Monopsony (in tax farming)
"In a monopsony, there is only one buyer facing many sellers. In the context of tax farming, the state was often the sole buyer of the right to collect taxes, while numerous financiers 'sold' offers for that right (bidding in auctions). This gave the state leverage, but in practice competition among bidders could drive up the cost of rents. Conversely, if a syndicate of financiers colluded, they could act as a monopsony, being the only ones offering to finance the state, thus dictating terms. The term underscores the power dynamics in fiscal contracts where either the state or financiers could dominate."
Farming syndicate
"A farming syndicate refers to a group of tax farmers pooling resources to bid for large tax contracts (like the French General Farms). By banding together, they could raise larger advances to the state and manage broader tax operations collectively. This reduced competition among themselves (effectively cartelizing tax farming) and enabled more efficient (if often ruthless) collection, as seen with the Fermiers-Généraux who even had their own armed enforcement."
Deficit spending
"Instead of revenue determining which policies to pursue, the desired policies determined the revenue they had to raise. Often rulers simply spent on wars and then scrambled for money - leading to deficit spending funded by loans or debasement. For example, by the late 18th century, France routinely spent more than it earned (with war costs), accumulating debt that contributed to its fiscal crisis in 1789."
Share contract (tax farming)
"In some tax-farming arrangements, rather than a fixed rent, farmers and the state used a share contract: the farmer would collect taxes and remit a percentage (share) to the treasury, keeping the rest. This aligned incentives somewhat, as both state and farmer gained from increased yield, but it also required trust and oversight to prevent under-reporting by farmers. The readings allude to farmers' profits and state shares implicitly when discussing how farmers enjoyed asymmetrical rights - an indication that many deals gave farmers a substantial portion of collections."
Venal offices
"Early modern monarchies often sold public offices (offices vénales) to raise revenue. Buyers paid a hefty price to obtain a post (which often came with income and social prestige). This practice of venal offices meant the bureaucracy was filled with office-holders who had in essence 'purchased' their jobs (and many expected to recover their investment via fees or graft). It provided short-term funds but entrenched corruption and resistance to reform (since offices became property rights)."
Salaried bureaucracy
"Over time, states moved from patrimonial or venal office systems to a salaried bureaucracy - officials paid a regular wage by the state, rather than living off fees or purchased office rents. This professionalization, exemplified by Prussia's merit-based civil service or post-Revolutionary France's bureaucracy, meant officials were beholden to the state for their income (not to private profit from office). It was part of the broader shift to centralized, rationalized administration (the emergence of the modern state staffed by salaried officials)."
Fixed wage contract
"In tax collection, a fixed wage contract is the opposite of tax farming: instead of private collectors taking a cut or profit, the government hires agents on a set salary to collect taxes, turning them into employees. This was the essence of replacing farms with bureaucrats - a trend in the eighteenth and nineteenth centuries. For example, after the French Revolution, the régie system paid tax collectors fixed wages, eliminating farmers' profit motive in exchange for more direct state control."

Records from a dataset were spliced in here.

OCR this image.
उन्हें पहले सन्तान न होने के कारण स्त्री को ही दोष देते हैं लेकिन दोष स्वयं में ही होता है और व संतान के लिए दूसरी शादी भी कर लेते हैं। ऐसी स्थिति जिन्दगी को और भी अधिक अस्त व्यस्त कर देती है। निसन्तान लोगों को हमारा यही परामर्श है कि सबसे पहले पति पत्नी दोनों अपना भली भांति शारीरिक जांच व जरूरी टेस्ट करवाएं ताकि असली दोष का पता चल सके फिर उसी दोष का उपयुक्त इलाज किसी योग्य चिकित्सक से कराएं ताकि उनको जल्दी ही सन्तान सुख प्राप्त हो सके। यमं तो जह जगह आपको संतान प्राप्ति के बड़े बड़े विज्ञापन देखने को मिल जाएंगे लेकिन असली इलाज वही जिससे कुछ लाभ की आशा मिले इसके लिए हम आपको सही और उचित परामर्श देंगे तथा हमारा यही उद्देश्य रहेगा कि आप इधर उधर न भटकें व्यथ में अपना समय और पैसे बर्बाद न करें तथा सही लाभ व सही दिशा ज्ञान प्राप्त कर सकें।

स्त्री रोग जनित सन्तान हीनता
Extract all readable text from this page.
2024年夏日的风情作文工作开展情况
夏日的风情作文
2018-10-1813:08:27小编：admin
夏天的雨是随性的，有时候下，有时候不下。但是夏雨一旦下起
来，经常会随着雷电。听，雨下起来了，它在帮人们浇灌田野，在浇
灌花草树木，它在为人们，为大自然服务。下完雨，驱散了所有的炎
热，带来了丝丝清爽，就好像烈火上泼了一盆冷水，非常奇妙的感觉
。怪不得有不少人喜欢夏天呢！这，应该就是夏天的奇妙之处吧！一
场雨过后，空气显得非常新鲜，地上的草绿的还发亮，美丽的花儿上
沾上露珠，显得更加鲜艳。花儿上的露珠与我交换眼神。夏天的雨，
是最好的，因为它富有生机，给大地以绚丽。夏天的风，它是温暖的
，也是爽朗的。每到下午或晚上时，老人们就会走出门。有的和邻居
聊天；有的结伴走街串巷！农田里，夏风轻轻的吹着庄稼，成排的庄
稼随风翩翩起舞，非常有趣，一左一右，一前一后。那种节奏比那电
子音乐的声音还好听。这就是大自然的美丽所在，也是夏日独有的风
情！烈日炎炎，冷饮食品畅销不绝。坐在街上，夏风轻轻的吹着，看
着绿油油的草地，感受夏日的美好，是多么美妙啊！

Ordinary vs. extraordinary revenue
"Monarchs traditionally distinguished ordinary revenue (regular income from the royal domain, feudal dues, customary taxes) from extraordinary revenue (special taxes granted for emergencies, especially war). For instance, the English Crown's ordinary revenues included rents, feudal fees, customs duties like tonnage and poundage; extraordinary revenues were subsidies granted by Parliament during war. Many political conflicts (like the English Civil War) arose when rulers tried to tap extraordinary revenue without proper consent. In theory, ordinary income should fund peacetime governance, while extraordinary taxes were temporary wartime measures."
Coercive extraction
*"We can imagine a spectrum of fiscal strategies from voluntary to coercive. Coercive extraction refers to methods relying on force or the threat of force to obtain resources - for example, soldiers quartering in taxpayers' homes until taxes are paid (a common practice), or outright seizure of goods (requisition). As the text explains, such tactics are 'highly inefficient... costly... risky because it provides opportunities for abuse... increasing resistance... riots... revolts'. Hence, while rulers in dire straits might use coercion, they found it unsustainable in the long run."
Commitment problem (in taxation)
"Fundamentally, the issue is whether the ruler can credibly commit to following some policy... When it comes to taxes, can he credibly commit to use them in accordance with the wishes of the taxpayers?... If the ruler is 'above the law,' absolute and unconstrained, he can only credibly commit to pursue policies in his own interest — any other promise would not be credible since there's no way to enforce it... This inability to commit not to abuse tax revenue or not to raise future taxes creates a commitment problem that can seriously impede cooperation on taxation."
Free-rider problem
"When the ruler calls on elites to provide revenue or troops, each elite may prefer that others pay the costs. This free-rider problem can plague collective defense or tax efforts - each region or noble hopes others will contribute so they can shirk. For example, under the Polish-Lithuanian liberum veto system, any single noble's refusal (a kind of extreme free-riding) could prevent common tax raises, undermining the state's finances."
Divergent preferences
*"Rulers and elites often had divergent preferences over policy and spending. Elites wanted low taxes and targeted spending (e.g. defense of their own lands), whereas rulers wanted higher revenues for broader or more aggressive policies. 'When the ruler and elites have divergent preferences, the ruler's inability to credibly commit to policies preferred by the elites can seriously undermine fiscal cooperation.'. In short, misaligned priorities between those who supply funds and those who spend them made war financing contentious."
Moral hazard (in war financing)
"A king who could finance his wars via coercive transactions... 'would enter too many wars, with too little chance of victory, in the process bankrupting his financiers... Thus, the king's own grasping might eventually result in his being constrained to make all his financial transactions voluntarily.'. This highlights a moral hazard: if someone else pays the cost (the elites or creditors), the ruler might engage in riskier, costly wars. Effective constitutional checks (like parliamentary control of war budgets) were designed to mitigate this moral hazard by forcing rulers to bear political or fiscal consequences of war."
Willingness to pay
*"The willingness to pay of elites and taxpayers depended on their trust in the ruler and stake in the war. If they believed the war was necessary and that others were contributing fairly, they'd pay more. But if they feared the ruler's misuse of funds (commitment problem) or that others would shirk (free-riding), their willingness fell. As noted, 'if the ruler's ability to coerce went down, so did receipts', implying taxpayers pay up only when compelled or convinced. Generating willingness often required offering concessions or demonstrating the threat (e.g., patriotism surged willingness during existential wars)."
Laffer curve
*"In essence, there are limits to taxation: set rates too high and the tax base collapses (people evade or the economy shrinks). The Laffer curve concept (though not explicitly named in the readings) is mirrored in historical observations: 'taxation will stabilize at positive but fairly low levels: the ruler will be generally underfunded relative to the wealth available... attempts to increase that revenue would provoke frequent revolts.'. The idea is that beyond a point, higher tax rates yield less revenue as behavior adjusts - an implicit understanding rulers had when they spoke of not killing the golden goose."